I have been daily-driving Linux for years, but I do boot into Windows from time to time. Even then, I recognize that the out-of-the-box experience of Linux desktop isn’t as good as it can be, although it’s been rapidly improving.
FYI you need pipewire, xdg-desktop-portal and xdg-desktop-portal-$COMPOSITOR for OBS to work on Wayland. No configuration needed other than installing the packages and relogging in.
Wayland is X12. The people who worked on Wayland were X11 developers too.
It’s really not “working” per se. VRR was breaking on X11, sandboxing was breaking on X11, fractional scaling and mixed DPI were breaking on X11.
How did we achieve HiDPI on X11? By changing Xft.dpi (breaking old things) or adding random environment variables (terrible UX - do you want to worsen Linux desktop’s reputation even more?). Changing XRandR? May your battery life be long lasting.
There’s genuinely no good way to mix different DPIs on the same X server, even with only one screen!

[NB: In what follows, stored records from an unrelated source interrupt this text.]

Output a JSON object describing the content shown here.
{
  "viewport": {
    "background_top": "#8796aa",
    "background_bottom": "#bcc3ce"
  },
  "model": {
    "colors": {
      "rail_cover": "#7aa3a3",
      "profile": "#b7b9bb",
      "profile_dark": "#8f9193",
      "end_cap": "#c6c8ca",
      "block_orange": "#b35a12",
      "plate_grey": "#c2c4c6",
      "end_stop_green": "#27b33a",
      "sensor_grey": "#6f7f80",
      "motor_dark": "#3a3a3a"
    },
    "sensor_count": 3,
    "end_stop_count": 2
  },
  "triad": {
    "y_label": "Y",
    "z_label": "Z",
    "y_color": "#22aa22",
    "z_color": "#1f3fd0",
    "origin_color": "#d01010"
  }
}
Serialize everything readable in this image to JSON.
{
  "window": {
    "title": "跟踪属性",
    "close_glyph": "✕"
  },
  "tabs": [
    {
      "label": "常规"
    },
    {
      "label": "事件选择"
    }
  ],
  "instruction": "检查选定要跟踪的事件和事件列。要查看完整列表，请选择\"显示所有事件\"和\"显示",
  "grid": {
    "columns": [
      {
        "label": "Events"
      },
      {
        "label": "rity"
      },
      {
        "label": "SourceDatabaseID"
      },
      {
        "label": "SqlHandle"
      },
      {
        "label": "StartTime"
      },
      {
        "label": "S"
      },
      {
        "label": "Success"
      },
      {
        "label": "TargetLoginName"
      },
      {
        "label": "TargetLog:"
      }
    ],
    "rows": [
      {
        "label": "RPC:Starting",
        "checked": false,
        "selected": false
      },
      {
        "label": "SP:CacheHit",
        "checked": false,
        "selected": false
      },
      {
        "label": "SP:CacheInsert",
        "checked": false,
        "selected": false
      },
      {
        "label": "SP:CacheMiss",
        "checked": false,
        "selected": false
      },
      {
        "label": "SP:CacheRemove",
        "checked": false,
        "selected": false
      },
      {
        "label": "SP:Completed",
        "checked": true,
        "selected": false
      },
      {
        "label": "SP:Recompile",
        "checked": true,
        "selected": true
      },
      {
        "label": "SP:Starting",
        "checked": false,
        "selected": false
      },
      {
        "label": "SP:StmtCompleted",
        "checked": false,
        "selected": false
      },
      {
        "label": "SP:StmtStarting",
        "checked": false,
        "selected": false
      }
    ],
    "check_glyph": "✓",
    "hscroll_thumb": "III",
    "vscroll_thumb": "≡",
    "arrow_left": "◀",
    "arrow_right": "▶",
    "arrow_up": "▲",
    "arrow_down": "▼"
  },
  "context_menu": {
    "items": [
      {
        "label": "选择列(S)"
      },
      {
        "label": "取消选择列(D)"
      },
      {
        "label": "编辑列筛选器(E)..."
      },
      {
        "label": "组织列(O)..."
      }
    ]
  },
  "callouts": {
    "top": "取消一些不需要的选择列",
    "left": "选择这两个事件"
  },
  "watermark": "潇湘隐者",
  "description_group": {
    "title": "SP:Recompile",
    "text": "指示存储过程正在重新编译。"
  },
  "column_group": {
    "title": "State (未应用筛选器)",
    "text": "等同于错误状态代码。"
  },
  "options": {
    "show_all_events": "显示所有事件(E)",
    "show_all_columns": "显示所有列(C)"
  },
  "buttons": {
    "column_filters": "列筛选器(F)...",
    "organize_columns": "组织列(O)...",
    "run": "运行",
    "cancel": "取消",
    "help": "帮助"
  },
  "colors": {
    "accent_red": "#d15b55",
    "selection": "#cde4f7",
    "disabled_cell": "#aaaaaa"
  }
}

On Windows and Mac, the old LoDPI applications are scaled up automatically by the compositor, but this just doesn’t exist on X11.
I focus on DPI because this is a huge weakness of X11 and there is a foreseeable trend of people using HiDPI monitors more and more, there are tons of other weaknesses, but people tend to sweep them under the rug as being exotic. And please don’t call HiDPI setups exotic. For all the jokes we see on the eternal 768p screens that laptop manufacturers like to use, the mainstream laptops are moving onto 1080p. On a 13" screen, shit looks tiny if you don’t scale it up by 150%.
You can hate on Wayland, you may work on an alternative called Delaware for all I care, but let’s admit that X11 doesn’t really work anymore and is not the future of Linux desktop.
…What? The root window was supposed to mean “the whole screen”. It no longer does - that’s the lie. Then people created XRandR to help work around it - that’s the hack.
If I remember right, the syncing issue was particularly egregious when you run windowed X11 programs on Wayland. So it could be that you got lucky.